When on the penalty kill with Mangiapane, the duo are a thrill to watch with their transitional play. The problem with Dube is that his finishing ability hasn’t been apparent, and instead he is snakebitten. This is evidenced in his expected goals as well. At all situations, he has just over half the goals he should have had, and similar is seen at 5v5.
His play on the ice is indicative of a player who could very well see a breakout to go from 2021 to 2022. He’s been genuinely unlucky so far and it would be surprising to see this bad luck continue. While he was third in the poll, there’s a good chance that he’d be one of the players that actually do rebound in the new year.
Backlund needs a bounce or two
Year in and year out, Backlund has been one of the most reliable Flames. He doesn’t have to score to be effective by any means, but he—like all other players in this poll—have gotten the short end of the stick when it comes to shooting luck.
Backlund’s best offensive seasons might be behind him, especially with Tkachuk no longer a regular linemate, but it doesn’t mean that scoring should evaporate like is has for Backlund. Even when he doesn’t score, he’s good at assisting, but this season has been an anomaly on that front.

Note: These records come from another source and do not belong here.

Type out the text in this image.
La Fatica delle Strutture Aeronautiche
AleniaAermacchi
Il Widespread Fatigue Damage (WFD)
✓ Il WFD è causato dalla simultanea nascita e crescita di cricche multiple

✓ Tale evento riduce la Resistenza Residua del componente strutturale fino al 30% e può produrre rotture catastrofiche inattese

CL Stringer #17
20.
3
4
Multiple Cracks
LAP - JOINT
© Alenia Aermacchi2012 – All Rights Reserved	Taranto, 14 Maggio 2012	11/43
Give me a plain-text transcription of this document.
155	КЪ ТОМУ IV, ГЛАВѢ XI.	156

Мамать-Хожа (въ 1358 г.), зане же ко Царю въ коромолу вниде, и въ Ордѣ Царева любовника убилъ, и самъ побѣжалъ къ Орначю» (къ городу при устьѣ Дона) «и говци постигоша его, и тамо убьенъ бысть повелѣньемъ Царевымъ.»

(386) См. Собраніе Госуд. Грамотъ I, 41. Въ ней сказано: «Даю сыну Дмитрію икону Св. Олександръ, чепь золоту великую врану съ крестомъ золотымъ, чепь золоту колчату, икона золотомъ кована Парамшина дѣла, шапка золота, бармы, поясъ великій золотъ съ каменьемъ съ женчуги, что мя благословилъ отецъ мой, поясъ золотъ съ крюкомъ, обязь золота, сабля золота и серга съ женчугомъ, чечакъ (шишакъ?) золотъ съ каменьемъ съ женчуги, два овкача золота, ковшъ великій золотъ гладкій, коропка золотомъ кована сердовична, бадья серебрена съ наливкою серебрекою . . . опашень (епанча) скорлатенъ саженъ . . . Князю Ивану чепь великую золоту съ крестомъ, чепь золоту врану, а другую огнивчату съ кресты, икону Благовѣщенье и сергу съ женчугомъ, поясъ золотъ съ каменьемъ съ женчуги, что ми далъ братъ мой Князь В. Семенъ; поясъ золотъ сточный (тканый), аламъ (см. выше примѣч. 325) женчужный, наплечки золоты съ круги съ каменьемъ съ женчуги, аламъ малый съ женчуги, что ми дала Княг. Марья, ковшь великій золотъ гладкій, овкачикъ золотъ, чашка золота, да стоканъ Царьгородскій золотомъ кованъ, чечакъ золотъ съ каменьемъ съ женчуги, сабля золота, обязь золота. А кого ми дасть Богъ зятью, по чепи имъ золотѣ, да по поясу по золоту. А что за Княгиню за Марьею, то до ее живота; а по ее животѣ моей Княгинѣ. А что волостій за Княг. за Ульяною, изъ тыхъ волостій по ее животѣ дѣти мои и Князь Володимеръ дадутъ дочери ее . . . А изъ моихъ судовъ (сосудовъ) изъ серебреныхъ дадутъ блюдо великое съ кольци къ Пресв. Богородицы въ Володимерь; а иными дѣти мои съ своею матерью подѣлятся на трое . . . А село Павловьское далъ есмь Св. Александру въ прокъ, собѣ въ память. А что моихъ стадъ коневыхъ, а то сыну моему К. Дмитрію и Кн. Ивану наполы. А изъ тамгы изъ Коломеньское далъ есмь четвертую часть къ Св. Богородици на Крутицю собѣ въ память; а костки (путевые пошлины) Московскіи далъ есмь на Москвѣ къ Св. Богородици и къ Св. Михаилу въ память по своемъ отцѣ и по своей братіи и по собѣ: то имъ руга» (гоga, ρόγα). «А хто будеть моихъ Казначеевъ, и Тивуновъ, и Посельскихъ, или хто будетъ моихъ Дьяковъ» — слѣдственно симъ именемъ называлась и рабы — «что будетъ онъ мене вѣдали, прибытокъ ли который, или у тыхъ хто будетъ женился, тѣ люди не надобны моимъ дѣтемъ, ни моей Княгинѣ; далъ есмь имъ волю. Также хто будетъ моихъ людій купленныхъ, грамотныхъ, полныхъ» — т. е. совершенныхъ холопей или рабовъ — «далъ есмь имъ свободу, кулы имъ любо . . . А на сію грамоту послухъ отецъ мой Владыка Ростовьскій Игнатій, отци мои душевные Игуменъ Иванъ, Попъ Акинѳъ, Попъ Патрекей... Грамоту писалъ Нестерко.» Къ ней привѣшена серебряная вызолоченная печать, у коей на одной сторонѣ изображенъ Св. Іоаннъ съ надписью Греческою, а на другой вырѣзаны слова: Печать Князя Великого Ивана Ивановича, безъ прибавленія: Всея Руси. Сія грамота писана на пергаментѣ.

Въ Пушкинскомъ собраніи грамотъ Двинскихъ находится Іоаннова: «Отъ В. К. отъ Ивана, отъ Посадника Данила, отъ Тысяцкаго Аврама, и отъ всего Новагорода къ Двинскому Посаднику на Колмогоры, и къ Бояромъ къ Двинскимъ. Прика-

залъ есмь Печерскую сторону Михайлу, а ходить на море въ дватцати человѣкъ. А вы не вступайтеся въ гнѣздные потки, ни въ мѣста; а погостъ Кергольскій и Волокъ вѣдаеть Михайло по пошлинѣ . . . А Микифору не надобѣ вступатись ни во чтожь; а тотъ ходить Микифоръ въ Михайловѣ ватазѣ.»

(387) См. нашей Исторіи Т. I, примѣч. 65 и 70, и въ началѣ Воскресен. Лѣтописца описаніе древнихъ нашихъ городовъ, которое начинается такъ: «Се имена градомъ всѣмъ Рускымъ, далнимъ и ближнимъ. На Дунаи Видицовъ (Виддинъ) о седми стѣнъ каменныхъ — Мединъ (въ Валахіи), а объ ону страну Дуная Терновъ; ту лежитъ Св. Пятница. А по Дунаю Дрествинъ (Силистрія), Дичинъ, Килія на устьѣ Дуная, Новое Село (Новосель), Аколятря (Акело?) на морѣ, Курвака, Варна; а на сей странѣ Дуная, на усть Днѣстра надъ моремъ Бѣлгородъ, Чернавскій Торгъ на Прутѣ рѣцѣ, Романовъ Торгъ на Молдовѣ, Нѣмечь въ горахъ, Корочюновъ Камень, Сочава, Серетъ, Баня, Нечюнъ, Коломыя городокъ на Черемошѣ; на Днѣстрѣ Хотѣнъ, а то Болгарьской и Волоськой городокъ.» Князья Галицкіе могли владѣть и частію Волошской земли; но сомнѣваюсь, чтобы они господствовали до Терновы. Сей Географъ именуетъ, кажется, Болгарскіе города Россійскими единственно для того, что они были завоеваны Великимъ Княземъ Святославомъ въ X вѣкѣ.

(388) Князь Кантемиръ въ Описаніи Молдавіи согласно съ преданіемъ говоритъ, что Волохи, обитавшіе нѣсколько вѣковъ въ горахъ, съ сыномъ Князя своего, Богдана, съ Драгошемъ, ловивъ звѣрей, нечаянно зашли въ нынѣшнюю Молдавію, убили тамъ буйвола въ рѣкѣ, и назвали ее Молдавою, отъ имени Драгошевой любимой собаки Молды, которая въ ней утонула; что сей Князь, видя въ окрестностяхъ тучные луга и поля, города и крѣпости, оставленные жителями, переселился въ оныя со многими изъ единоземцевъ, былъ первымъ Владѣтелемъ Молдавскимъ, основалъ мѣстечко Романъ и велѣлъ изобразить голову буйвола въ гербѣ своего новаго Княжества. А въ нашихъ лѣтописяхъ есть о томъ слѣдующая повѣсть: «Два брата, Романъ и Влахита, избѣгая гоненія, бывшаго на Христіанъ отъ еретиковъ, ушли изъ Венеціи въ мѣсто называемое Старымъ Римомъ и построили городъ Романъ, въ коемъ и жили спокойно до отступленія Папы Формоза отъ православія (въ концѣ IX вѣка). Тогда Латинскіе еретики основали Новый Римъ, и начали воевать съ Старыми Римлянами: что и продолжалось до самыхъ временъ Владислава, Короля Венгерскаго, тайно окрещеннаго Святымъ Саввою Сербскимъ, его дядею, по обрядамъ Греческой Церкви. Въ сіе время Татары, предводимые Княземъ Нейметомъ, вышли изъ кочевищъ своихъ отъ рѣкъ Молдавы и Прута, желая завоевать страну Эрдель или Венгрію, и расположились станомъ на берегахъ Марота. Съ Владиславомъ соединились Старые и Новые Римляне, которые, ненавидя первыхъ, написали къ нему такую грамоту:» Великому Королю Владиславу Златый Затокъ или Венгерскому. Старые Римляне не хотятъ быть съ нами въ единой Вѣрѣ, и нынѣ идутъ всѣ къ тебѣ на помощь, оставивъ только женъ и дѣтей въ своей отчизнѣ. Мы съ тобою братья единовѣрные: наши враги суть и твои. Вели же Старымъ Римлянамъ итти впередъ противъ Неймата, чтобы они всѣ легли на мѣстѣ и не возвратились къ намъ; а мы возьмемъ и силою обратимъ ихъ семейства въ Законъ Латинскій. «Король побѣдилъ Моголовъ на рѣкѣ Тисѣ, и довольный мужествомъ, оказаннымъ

While definitely tasked to play more defence than before, Backlund would reap a ton of benefits if he was playing with linemates who could score more frequently. Backlund stats in a way are a microcosm of the Flame’s overall scoring issues. While he himself is not too far off when it comes to goals versus expected goals, it’s also his lack of assists that reveal the lack of finishing ability outside of the top four Flames forwards.
Moving forward with the program
The Flames are rapidly approaching a critical point where depth scoring—or the lack thereof—is costing them games. They could see some relief in the system if any of these players start finding the back of the net more often. As they proceed with their season, Calgary’s schedule does get a bit easier, and that bodes well for the team as a whole.
They’re likely playoff locks, but they need to find ways to give them the best shot at a deep playoff run, and setting themselves up to ensure that all players who should be scoring are in fact scoring would be a great way to open 2022 for the Flames.